Ketua IPW Sugeng Teguh Santoso. Dok. Istimewa
Ketua IPW Sugeng Teguh Santoso. Dok. Istimewa

Polri Didesak Limpahkan Kasus Brigadir J ke Bareskrim

Siti Yona Hukmana • 29 Juli 2022 13:13
Jakarta: Polri didesak melimpahkan kasus Brigadir Nopryansah Yosua Hutabarat (J) yang tengah ditangani Polda Metro Jaya ke Bareskrim. Kasus itu terkait dugaan pelecehan seksual dan pengancaman terhadap Putri Chandrawathi, istri Kadiv Propam Polri nonaktif, Irjen Ferdy Sambo.
 
"Indonesia Police Watch (IPW) mendesak kasus pelecehan dan pengancaman harus ditarik dari Polda Metro Jaya ke Bareskrim," kata Ketua IPW Sugeng Teguh Santoso kepada Medcom.id, Jumat, 29 Juli 2022.
 
Dia menyayangkan kegiatan prarekonstruksi yang digelar Polda Metro Jaya beberapa waktu lalu.
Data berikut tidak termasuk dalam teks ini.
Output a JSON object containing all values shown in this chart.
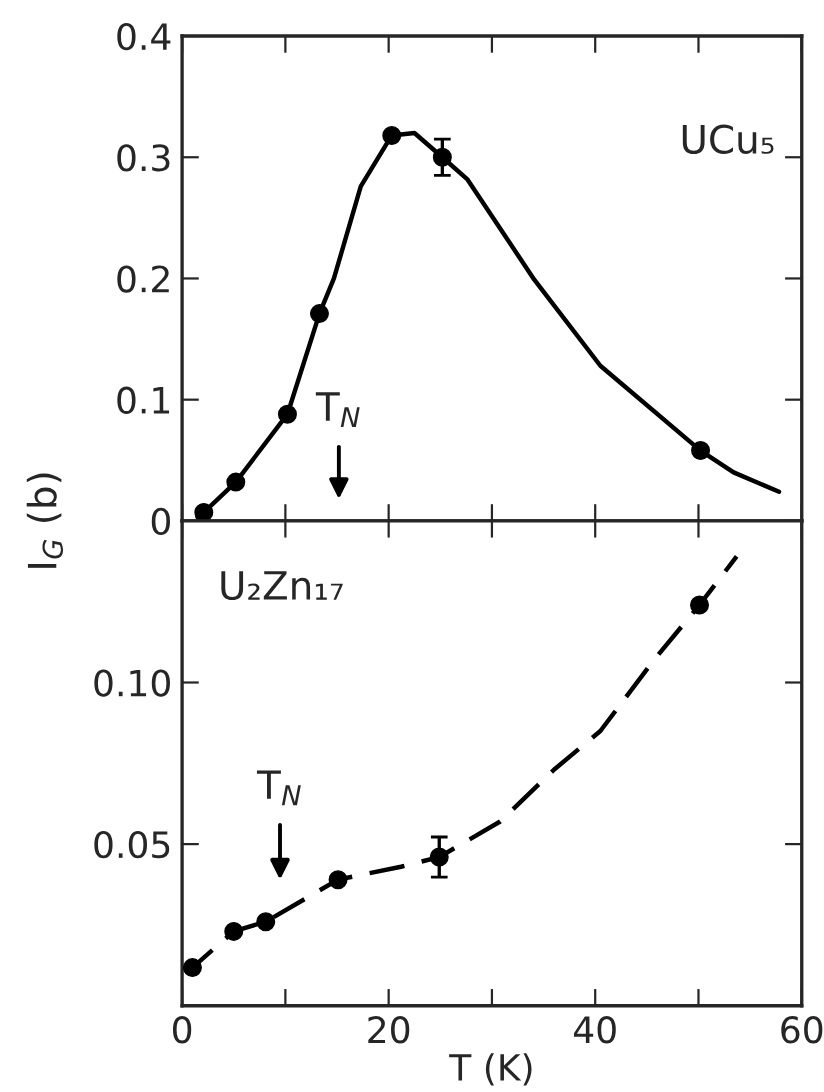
{
  "chart_data": [
    {
      "type": "scatter",
      "title": "UCu₅",
      "ylabel": "I$_{G}$ (b)",
      "xlim": [
        0,
        60
      ],
      "ylim": [
        0,
        0.4
      ],
      "xticks": [
        {
          "value": 0,
          "label": null
        },
        {
          "value": 10,
          "label": null
        },
        {
          "value": 20,
          "label": null
        },
        {
          "value": 30,
          "label": null
        },
        {
          "value": 40,
          "label": null
        },
        {
          "value": 50,
          "label": null
        },
        {
          "value": 60,
          "label": null
        }
      ],
      "yticks": [
        0,
        0.1,
        0.2,
        0.3,
        0.4
      ],
      "tick_labels": "y",
      "grid": false,
      "legend": false,
      "annotations": [
        "T$_{N}$"
      ],
      "series": [
        {
          "type": "line",
          "color": "#000000",
          "line_style": "solid",
          "marker": "none",
          "x": [
            1.5,
            2.1,
            5.2,
            10.2,
            13.3,
            14.7,
            17.3,
            20.3,
            22.5,
            25.2,
            27.6,
            34.1,
            40.5,
            50.2,
            53.4,
            57.8
          ],
          "values": [
            0.003,
            0.007,
            0.032,
            0.088,
            0.171,
            0.2,
            0.276,
            0.318,
            0.32,
            0.3,
            0.282,
            0.199,
            0.128,
            0.058,
            0.04,
            0.024
          ]
        },
        {
          "color": "#000000",
          "marker": "circle",
          "x": [
            2.1,
            5.2,
            10.2,
            13.3,
            20.3,
            25.2,
            50.2
          ],
          "values": [
            0.007,
            0.032,
            0.088,
            0.171,
            0.318,
            0.3,
            0.058
          ],
          "errors": [
            null,
            null,
            null,
            null,
            null,
            0.015,
            null
          ]
        }
      ]
    },
    {
      "type": "scatter",
      "title": "U₂Zn₁₇",
      "xlabel": "T (K)",
      "xlim": [
        0,
        60
      ],
      "ylim": [
        0,
        0.15
      ],
      "xticks": [
        0,
        {
          "value": 10,
          "label": null
        },
        20,
        {
          "value": 30,
          "label": null
        },
        40,
        {
          "value": 50,
          "label": null
        },
        60
      ],
      "yticks": [
        {
          "value": 0.05,
          "label": "0.05"
        },
        {
          "value": 0.1,
          "label": "0.10"
        }
      ],
      "grid": false,
      "legend": false,
      "annotations": [
        "T$_{N}$"
      ],
      "series": [
        {
          "type": "line",
          "color": "#000000",
          "line_style": "dashed",
          "marker": "none",
          "x": [
            0.2,
            1.0,
            5.0,
            8.1,
            15.1,
            21.2,
            24.9,
            30.8,
            36.0,
            40.5,
            45.7,
            50.1,
            53.7
          ],
          "values": [
            0.0106,
            0.0118,
            0.023,
            0.026,
            0.039,
            0.043,
            0.046,
            0.057,
            0.073,
            0.085,
            0.107,
            0.124,
            0.139
          ]
        },
        {
          "color": "#000000",
          "marker": "circle",
          "x": [
            1.0,
            5.0,
            8.1,
            15.1,
            24.9,
            50.1
          ],
          "values": [
            0.0118,
            0.023,
            0.026,
            0.039,
            0.046,
            0.124
          ],
          "errors": [
            null,
            null,
            null,
            null,
            0.0062,
            null
          ]
        }
      ]
    }
  ]
}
Menurut dia, prarekonstruksi itu bukan rekonstruksi yang seharusnya dilakukan Polri sesuai Surat Keputusan (SK) Kapolri Nomor 1205 Tahun 2000.

"Rekonstruksi harus dibuat berdasarkan hasil autopsi baru," ujar Sugeng.
 
Sugeng setuju dengan pendapat mantan Kabareskrim Polri Komjen (Purn) Susno Duadji soal hasil autopsi ulang Brigadir J bisa berubah 180 derajat. Sehingga, IPW sejak awal meminta Polri mengautopsi ulang Brigadir J.
 
"Autopsi ulang akan membuka tabir kebenaran kasus ini. Apalagi hasil CCTV dan juga jejaring komunikasi telah dibuka pusat laboratorium forensik (Puslabfor) Mabes Polri di depan  Komnas HAM. Dugaan tindak pidana pembunuhan terhadap Brigpol Y (J) makin menguat," ungkap Sugeng.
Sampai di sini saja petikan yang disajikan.